Take the initiative, get involved, be a leader
College students can join a number of youth-run organisations to gain leadership skills and become socially sensitiveeducation Updated: Jul 02, 2014 10:58 IST
It isn’t enough for a college student to just concentrate on academics. With the growing competition for jobs, joining various organisations helps students not only to gain credit, but also gives them valuable experience and exposure and aids in their personality development.
“Studies are important but do not give me the knowledge I have acquired from volunteering. And despite not going to a regular college, I have gained exposure and interacted with a number of people and learned a lot about organising and management. Working with NGOs has made me aware of various social issues and the need for change,” says Radhika Chugh, who is pursuing chartered accountancy.
There are a number of societies which enrich students with leadership qualities, social sensitivity and global exposure. Unlike internships, which need more time commitment, volunteering does not require the student’s full and constant attention and can be carried out easily with regular college schedules. If one performs well, one may also get opportunities to attend national and international conferences and summits, where one can interact with many dignitaries as well as people from different countries.
AIESEC: The world’s largest youth-run organisation, AIESEC provides students a global learning environment with people from hundreds of nations. They facilitate exchange of people from all over the world, promoting cultural understanding and cooperation between students in different countries through their programmes and activities. “We empower our members with leadership qualities, and provide them with practical business and management skills. Our aim is to create an impact on society and every individual,” says Manu Siddharth Jha, president, AIESEC in Delhi IIT.
The YP Foundation: Another youth-run organisation, TYPF supports and enables young people to create programmes and influence policies relating to various social issues. The organisation promotes, protects and advances young people’s human rights by building leadership, and strengthening youth-led initiatives and movements. “Working with TYPF has been a truly enriching experience in every way. It has given me ample opportunities to apply my skills and exposed me to the problems that plague our society, and the extent to which the foundation has been successful in negating its impact,” says Tulika Jain, peer educator at TYPF. (http://www.theypfoundation.org/)
Becoming-I Foundation: This NGO, which was started in 2010, aims to mobilise the youth and engage with their community and the problems faced in and around them. They have launched 10 successful campaigns in Delhi, Chennai and Hyderabad, and have won a number of national and international awards and grants. (http://www.becomingifoundation.org/)
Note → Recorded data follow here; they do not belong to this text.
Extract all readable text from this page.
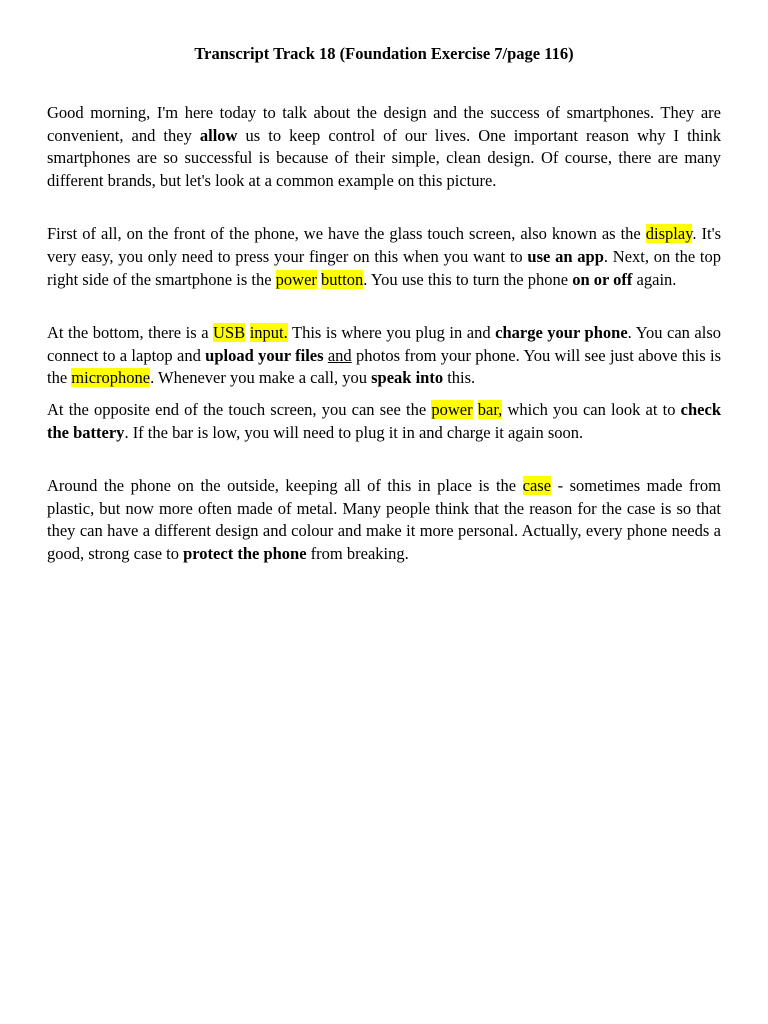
Transcript Track 18 (Foundation Exercise 7/page 116)

Good morning, I'm here today to talk about the design and the success of smartphones. They are convenient, and they allow us to keep control of our lives. One important reason why I think smartphones are so successful is because of their simple, clean design. Of course, there are many different brands, but let's look at a common example on this picture.

First of all, on the front of the phone, we have the glass touch screen, also known as the display. It's very easy, you only need to press your finger on this when you want to use an app. Next, on the top right side of the smartphone is the power button. You use this to turn the phone on or off again.

At the bottom, there is a USB input. This is where you plug in and charge your phone. You can also connect to a laptop and upload your files and photos from your phone. You will see just above this is the microphone. Whenever you make a call, you speak into this.

At the opposite end of the touch screen, you can see the power bar, which you can look at to check the battery. If the bar is low, you will need to plug it in and charge it again soon.

Around the phone on the outside, keeping all of this in place is the case - sometimes made from plastic, but now more often made of metal. Many people think that the reason for the case is so that they can have a different design and colour and make it more personal. Actually, every phone needs a good, strong case to protect the phone from breaking.
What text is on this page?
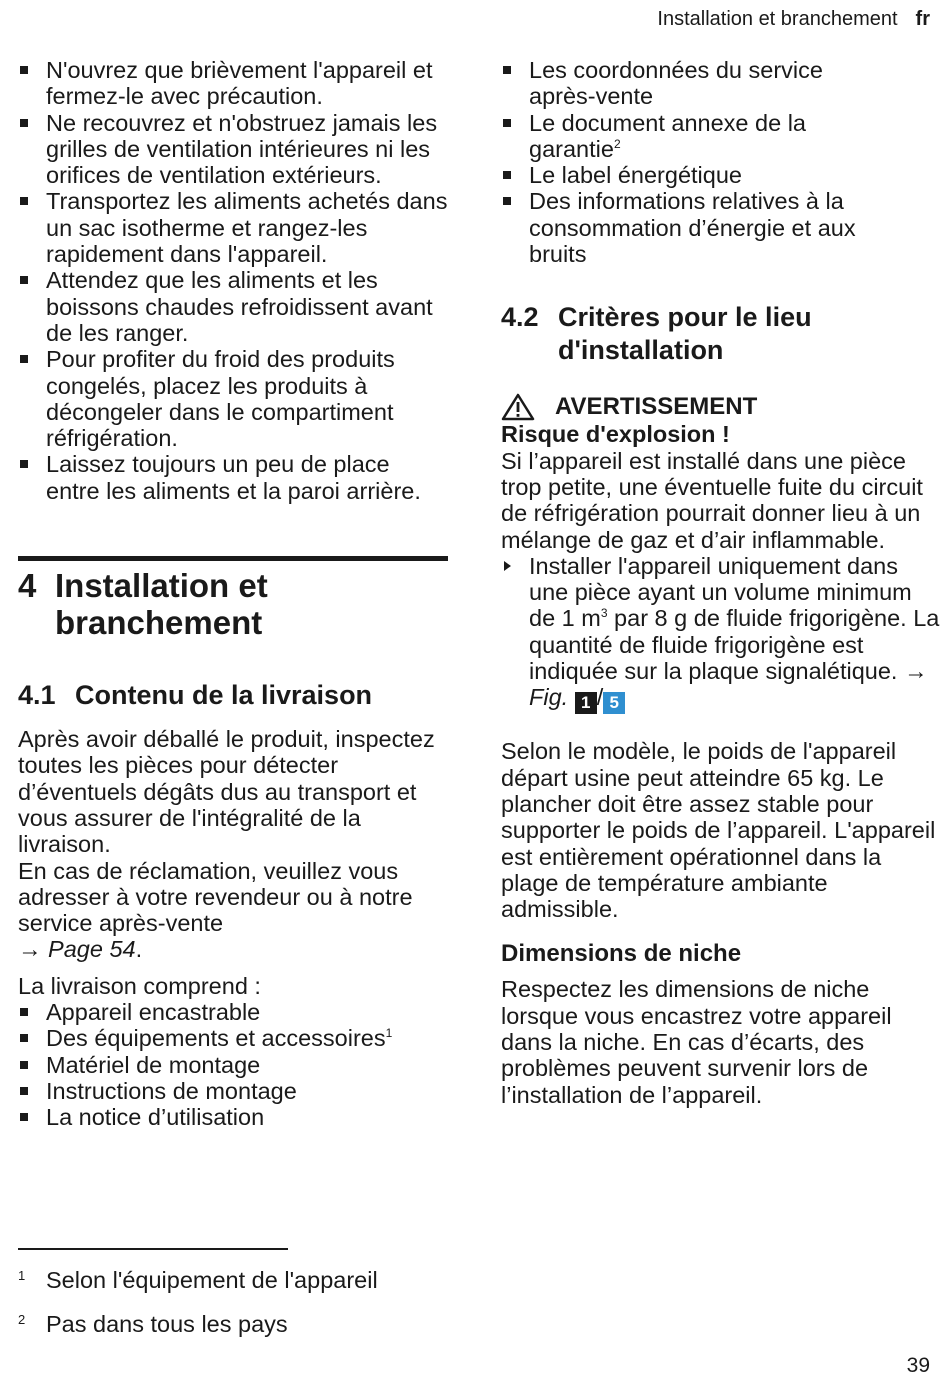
Installation et branchement fr
N'ouvrez que brièvement l'appareil et fermez-le avec précaution.
Ne recouvrez et n'obstruez jamais les grilles de ventilation intérieures ni les orifices de ventilation extérieurs.
Transportez les aliments achetés dans un sac isotherme et rangez-les rapidement dans l'appareil.
Attendez que les aliments et les boissons chaudes refroidissent avant de les ranger.
Pour profiter du froid des produits congelés, placez les produits à décongeler dans le compartiment réfrigération.
Laissez toujours un peu de place entre les aliments et la paroi arrière.
4 Installation et branchement
4.1 Contenu de la livraison

Après avoir déballé le produit, inspectez toutes les pièces pour détecter d’éventuels dégâts dus au transport et vous assurer de l'intégralité de la livraison.

En cas de réclamation, veuillez vous adresser à votre revendeur ou à notre service après-vente
→ Page 54.

La livraison comprend :

Appareil encastrable
Des équipements et accessoires$^1$
Matériel de montage
Instructions de montage
La notice d’utilisation
Les coordonnées du service après-vente
Le document annexe de la garantie$^2$
Le label énergétique
Des informations relatives à la consommation d’énergie et aux bruits
4.2 Critères pour le lieu d'installation
AVERTISSEMENT

Risque d'explosion !

Si l’appareil est installé dans une pièce trop petite, une éventuelle fuite du circuit de réfrigération pourrait donner lieu à un mélange de gaz et d’air inflammable.

Installer l'appareil uniquement dans une pièce ayant un volume minimum de 1 $m^3$ par 8 g de fluide frigorigène. La quantité de fluide frigorigène est indiquée sur la plaque signalétique. → Fig. 1 / 5

Selon le modèle, le poids de l'appareil départ usine peut atteindre 65 kg. Le plancher doit être assez stable pour supporter le poids de l’appareil. L'appareil est entièrement opérationnel dans la plage de température ambiante admissible.

Dimensions de niche

Respectez les dimensions de niche lorsque vous encastrez votre appareil dans la niche. En cas d’écarts, des problèmes peuvent survenir lors de l’installation de l’appareil.

1 Selon l'équipement de l'appareil
2 Pas dans tous les pays
39
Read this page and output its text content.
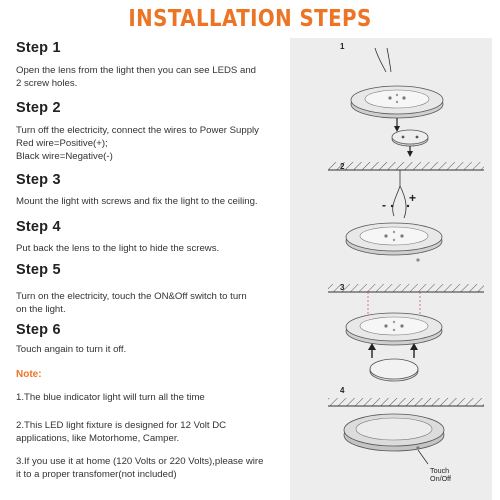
INSTALLATION STEPS
Step 1
Open the lens from the light then you can see LEDS and
2 screw holes.
Step 2
Turn off the electricity, connect the wires to Power Supply
Red wire=Positive(+);
Black wire=Negative(-)
Step 3
Mount the light with screws and fix the light to the ceiling.
Step 4
Put back the lens to the light to hide the screws.
Step 5
Turn on the electricity, touch the ON&Off switch to turn
on the light.
Step 6
Touch angain to turn it off.
Note:
1.The blue indicator light will turn all the time
2.This LED light fixture is designed for 12 Volt DC
applications, like Motorhome, Camper.
3.If you use it at home (120 Volts or 220 Volts),please wire
it to a proper transfomer(not included)
1
2
3
4
- +
Touch
On/Off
University Express: UE is a youth media network connecting various through their columns. They extract the latest happenings, gossip, news and information and deliver it online and in print. “We aspire to develop the art of student journalism by giving them a chance to discuss relevant youth-related issues on a digital platform,” says Videt Jaiswal, founding member, UE. (http://www.universityexpress.co.in/)
DU Beat: A student-run newspaper, DU Beat reaches the top colleges of Delhi University. The team is about 60 students, who provide comprehensive news coverage, live event coverage, interviews, etc from across DU. They have a weekly issue in print, online site with half a million visitors, and social community of over 90,000 followers. “We believe in providing quick and accurate news from DU and offer a great platform for students to engage with,” says Dhaval Gupta, director.